President Barack Obama remained diplomatic, saying the protest was an expression of “the frustrations the American people feel” after the financial crisis. He defended the non-prosecution of Wall Street executives who may have triggered off the meltdown, saying their activities were not illegal, merely “immoral or inappropriate or reckless.”
Vice President Joe Biden has been more outspoken about what he sees as the futility of the protest. Some Republicans, including 2012 Presidential candidate Herman Cain have been sharp in their criticism of the protesters, saying they have only themselves to blame for losing their jobs, while others, such as his rival Buddy Roemer, have taken the opposite stance.
House Minority Leader Nancy Pelosi is among several Democrats who openly support the movement.
Most foreign countries are noncommittal, expressing sympathy with the cause of the protests as well as understanding of the difficult political situation.

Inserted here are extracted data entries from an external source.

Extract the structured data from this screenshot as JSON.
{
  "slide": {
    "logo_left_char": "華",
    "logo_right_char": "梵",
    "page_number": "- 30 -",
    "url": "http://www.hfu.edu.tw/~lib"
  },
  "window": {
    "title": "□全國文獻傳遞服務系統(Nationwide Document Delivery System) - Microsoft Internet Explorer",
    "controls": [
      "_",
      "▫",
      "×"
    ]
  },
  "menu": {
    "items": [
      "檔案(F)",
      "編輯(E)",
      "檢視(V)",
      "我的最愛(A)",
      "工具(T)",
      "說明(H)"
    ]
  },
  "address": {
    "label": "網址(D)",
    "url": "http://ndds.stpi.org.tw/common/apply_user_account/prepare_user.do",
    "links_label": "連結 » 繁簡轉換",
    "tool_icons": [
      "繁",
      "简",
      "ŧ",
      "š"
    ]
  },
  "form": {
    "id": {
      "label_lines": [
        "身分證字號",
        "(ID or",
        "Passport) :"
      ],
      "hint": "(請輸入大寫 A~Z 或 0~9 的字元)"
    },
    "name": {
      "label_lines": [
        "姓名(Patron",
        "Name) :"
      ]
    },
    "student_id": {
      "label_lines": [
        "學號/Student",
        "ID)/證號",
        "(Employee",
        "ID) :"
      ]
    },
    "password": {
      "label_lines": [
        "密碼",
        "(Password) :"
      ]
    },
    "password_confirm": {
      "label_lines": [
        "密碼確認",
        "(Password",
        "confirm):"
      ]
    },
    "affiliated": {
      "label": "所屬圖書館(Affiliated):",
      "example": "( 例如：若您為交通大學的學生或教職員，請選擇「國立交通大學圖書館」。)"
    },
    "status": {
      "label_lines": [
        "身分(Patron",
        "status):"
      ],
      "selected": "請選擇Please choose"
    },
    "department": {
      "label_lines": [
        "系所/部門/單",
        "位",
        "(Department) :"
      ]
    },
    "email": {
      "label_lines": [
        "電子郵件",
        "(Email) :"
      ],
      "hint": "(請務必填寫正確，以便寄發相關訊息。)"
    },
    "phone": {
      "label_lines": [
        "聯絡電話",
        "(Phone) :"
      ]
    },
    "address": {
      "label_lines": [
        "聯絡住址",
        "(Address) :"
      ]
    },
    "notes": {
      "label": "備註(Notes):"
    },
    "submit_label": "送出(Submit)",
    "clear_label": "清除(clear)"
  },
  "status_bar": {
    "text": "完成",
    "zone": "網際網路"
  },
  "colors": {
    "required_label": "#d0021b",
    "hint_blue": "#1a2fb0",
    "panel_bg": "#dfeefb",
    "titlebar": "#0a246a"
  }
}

But China, Iran, Greece, North Korea, Russia and Venezuela have criticised the economic and political system in the US.
The media has been divided in opinion too, with some journalists reiterating that the protest is important, and other dismissing it.


February 2, 2011
Magazine AdBusters calls for a protest against Wall Street.
July 13, 2011
AdBusters coins the phrase ‘Occupy Wall Street’ by creating a hash tag on Twitter, and refers to Wall Street as “the financial Gomorrah of America.”
August 30, 2011
‘Hacktivist’ group Anonymous posts a video, calling people to join the movement.
September 17, 2011
About 1000 protesters march into Wall Street, and set up camp at Zuccotti Park in the heart of New York’s financial district.
September 19, 2011
7 arrested by the NYPD for various violations.
September 20, 2011
5 arrested for violating a law banning masks at public gatherings.
September 23, 2011
Movement spreads to Chicago; Occupy Chicago protesters protest at Federal Reserve Bank.
September 24, 2011
80 arrested for obstructing traffic during a march.
September 26, 2011
Videos of policeman Anthony Bologna using pepper spray and cops using orange nets to control crowds are posted online.
September 30, 2011
More than 1000 people protest against the police action outside NYPD headquarters. The movement spreads to Boston, as several hundred Occupy Boston campaigners move into Dewey Park.
October 1, 2011
Over 700 arrested in Brooklyn for blocking traffic on the bridge, and carried off in 10 buses by police. Movement spreads to Los Angeles, Seattle, Kansas and Maine.
October 2, 2011
All but 20 of the protesters released.
October 3, 2011
Drivers of the City Bus program sue the NYPD for forcing them to ferry detained protesters.
October 5, 2011
15,000 marchers join the Occupy movement. Scuffles erupt, and police use pepper spray. 28 arrested.
October 6, 2011
Occupy movement spreads to Philadelphia, Salt Lake City, Las Vegas, Cleveland, Portland, Tampa, New Orleans, Houston, Dallas, and Jersey City. Anti-war demonstrators protest at Washington.
October 8, 2011
Occupy DC launched at McPherson Square. Protesters arrested in Seattle and California.
October 9, 2011
Movement spreads to Cincinnati, where 28 people are slapped with $105 citations for staying at a park illegally. Protesters call for global demonstrations on October 15 in cities in 80 countries.
October 11, 2011
Labour unions participate in the ‘Occupy Wall Street Millionaires March’ through the posh Upper East Side of New York, where influential politicians and corporate moguls including Tea Party financier David Koch, News Corp CEO Rupert Murdoch and JP Morgan CEO Jamie Dimon live.
October 12, 2010
Kalle Lasn celebrates the leaderlessness of the movement, and says it has led to a “national conversation”.
October 14, 2011
Police begin to clear out people from Zuccotti Park so that it can be cleaned. Finally, eviction is postponed. Protesters claim victory, though 14 are arrested in New York, and 23 in Denver.